Cleaning up the garden has many benefits ranging from keeping tomato cages rust-free, removing overwintering sites for plant pathogens and insects, making it easier to prepare the garden in the spring, and it just makes things look nice and tidy.
Different practices are used for different types of garden areas. In herbaceous flower beds, most foliage can be pulled out or cut back to ground level after the vegetation is dead. Some plants provide winter interest, so unless plants are diseased, these can remain standing. Come spring, just make sure to remove it before the plants start growing.
For woody perennials, leaf litter can be a major source of plant pathogens. Fungal pathogens overwinter on plant material so the more leaves/fruit that are left in the garden, the higher the potential fungal pathogen population the following season. Diseased tree leaves, for example apple leaves (and fruit) that had apple scab, should be gathered as thoroughly as possible and destroyed.
For most woody perennials, it is best to wait to prune until late winter, except broken branches can be removed at any time. Spring-flowering shrubs, like lilac bushes, set buds in the summer. Those bushes should not be pruned in the winter, but rather right after they are done flowering. To minimize some of the winter burn we saw on conifer trees this year, make sure trees get about one inch of water from either rain or irrigation per week until the ground freezes.
When cleaning out a vegetable garden, similar to other areas, it is important to remove as much diseased plant material as possible. Tomatoes are notorious for getting late season fungal diseases, so as you remove tomato plants and cages, pick up as many fallen tomatoes and leaves as you can find. The same concept holds true for squash or other plants that have powdery mildew.
Plant material pulled out from garden beds can be disposed of by composting at either a municipal site or in a private bin, burying it, or burning it (when allowed). When composting plant material, it is essential that the compost pile is properly managed so the pile heats up to temperatures above approximately 130°F to kill most weed seeds and pathogens. Ensuring that the pile is turned regularly to allow for sufficient airflow, it stays moist, and that there is a balanced diet of “greens” (vegetable scraps, living plant material, etc.) and “browns” (dead leaves, twigs, etc.) to feed the microbes that decompose the pile, will help it reach those high temperatures.
Leaving garden beds completely bare can lead to potential erosion and soil loss, especially in the spring when the snow starts to melt. A great alternative to bare soil is to plant a cover crop.
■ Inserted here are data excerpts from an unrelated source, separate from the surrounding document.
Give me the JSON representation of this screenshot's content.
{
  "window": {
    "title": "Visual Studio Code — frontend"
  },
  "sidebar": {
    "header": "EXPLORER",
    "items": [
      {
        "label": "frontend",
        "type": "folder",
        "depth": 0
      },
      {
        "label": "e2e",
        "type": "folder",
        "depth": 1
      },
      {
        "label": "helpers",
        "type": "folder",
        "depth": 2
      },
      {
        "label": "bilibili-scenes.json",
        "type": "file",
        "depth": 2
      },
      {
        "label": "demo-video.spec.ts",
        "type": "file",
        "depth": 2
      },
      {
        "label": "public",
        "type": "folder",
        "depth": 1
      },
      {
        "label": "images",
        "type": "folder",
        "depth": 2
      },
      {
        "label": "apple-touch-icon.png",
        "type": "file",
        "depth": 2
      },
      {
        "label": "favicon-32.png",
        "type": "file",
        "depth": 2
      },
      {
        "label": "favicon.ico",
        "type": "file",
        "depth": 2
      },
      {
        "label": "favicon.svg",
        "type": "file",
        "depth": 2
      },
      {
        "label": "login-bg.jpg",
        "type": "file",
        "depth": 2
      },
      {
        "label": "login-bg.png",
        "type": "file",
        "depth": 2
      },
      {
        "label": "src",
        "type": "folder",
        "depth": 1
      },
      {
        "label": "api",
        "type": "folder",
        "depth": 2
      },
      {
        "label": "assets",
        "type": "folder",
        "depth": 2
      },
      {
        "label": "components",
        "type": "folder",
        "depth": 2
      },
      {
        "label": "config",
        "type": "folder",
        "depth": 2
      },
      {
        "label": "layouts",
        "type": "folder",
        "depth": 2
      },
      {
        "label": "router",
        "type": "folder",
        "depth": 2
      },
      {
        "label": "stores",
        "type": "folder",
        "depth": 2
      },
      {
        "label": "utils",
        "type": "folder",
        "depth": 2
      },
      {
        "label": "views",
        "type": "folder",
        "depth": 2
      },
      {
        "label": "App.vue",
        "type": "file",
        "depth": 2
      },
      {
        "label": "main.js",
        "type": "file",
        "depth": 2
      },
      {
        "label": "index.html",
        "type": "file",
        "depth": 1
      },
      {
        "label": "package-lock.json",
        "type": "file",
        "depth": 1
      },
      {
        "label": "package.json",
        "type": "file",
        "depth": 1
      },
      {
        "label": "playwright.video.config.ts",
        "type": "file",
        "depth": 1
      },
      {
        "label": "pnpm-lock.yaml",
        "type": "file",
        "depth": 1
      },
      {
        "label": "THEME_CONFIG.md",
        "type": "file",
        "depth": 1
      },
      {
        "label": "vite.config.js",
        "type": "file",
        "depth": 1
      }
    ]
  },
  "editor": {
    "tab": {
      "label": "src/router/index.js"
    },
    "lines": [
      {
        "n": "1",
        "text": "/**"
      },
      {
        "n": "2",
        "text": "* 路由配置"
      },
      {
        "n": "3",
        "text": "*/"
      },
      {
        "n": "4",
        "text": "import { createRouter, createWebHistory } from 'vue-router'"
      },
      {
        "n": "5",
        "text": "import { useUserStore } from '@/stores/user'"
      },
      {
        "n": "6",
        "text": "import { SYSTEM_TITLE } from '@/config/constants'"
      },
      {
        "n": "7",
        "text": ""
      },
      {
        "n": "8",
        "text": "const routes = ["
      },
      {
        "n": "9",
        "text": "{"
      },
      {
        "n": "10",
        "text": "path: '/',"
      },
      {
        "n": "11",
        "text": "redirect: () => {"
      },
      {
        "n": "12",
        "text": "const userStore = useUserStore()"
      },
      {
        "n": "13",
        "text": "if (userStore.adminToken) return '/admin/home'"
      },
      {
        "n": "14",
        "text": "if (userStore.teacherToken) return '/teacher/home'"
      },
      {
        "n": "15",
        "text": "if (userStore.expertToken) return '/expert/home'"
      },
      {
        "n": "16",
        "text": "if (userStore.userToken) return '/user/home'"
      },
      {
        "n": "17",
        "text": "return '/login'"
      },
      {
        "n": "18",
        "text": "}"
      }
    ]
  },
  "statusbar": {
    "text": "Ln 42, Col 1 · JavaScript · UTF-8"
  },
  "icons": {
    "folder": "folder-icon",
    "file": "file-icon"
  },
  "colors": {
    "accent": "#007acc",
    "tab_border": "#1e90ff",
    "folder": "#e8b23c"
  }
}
Cover crops are plants that are specifically grown to protect and improve the soil, but not intended for harvest. Ideal cover crop mixes will vary in each situation and there is significant research going into determining recommendations. Some common species used for cover crops include different grasses (rye, wheat, barley, oats, triticale), brassicas (forage radishes, turnips), and legumes (clovers, vetch), to name a few. Each species can have substantial positives and negatives.
For gardeners who just want to try it out, annual rye grass is a good option for this time of year. It can be successfully planted until the snow flies. Rye grass will survive the winter and begin growing again in the spring, protecting the soil when it is most vulnerable to erosion. If rototilled before it is four inches tall, rye grass should be killed in time for you to plant vegetables or flowers without it becoming a weed. If you are skeptical, try planting a cover crop in just one garden bed and see how it goes!
With proper diligence and a little hard work, these sunny, cold fall days can be used to help set you up for a great garden next year.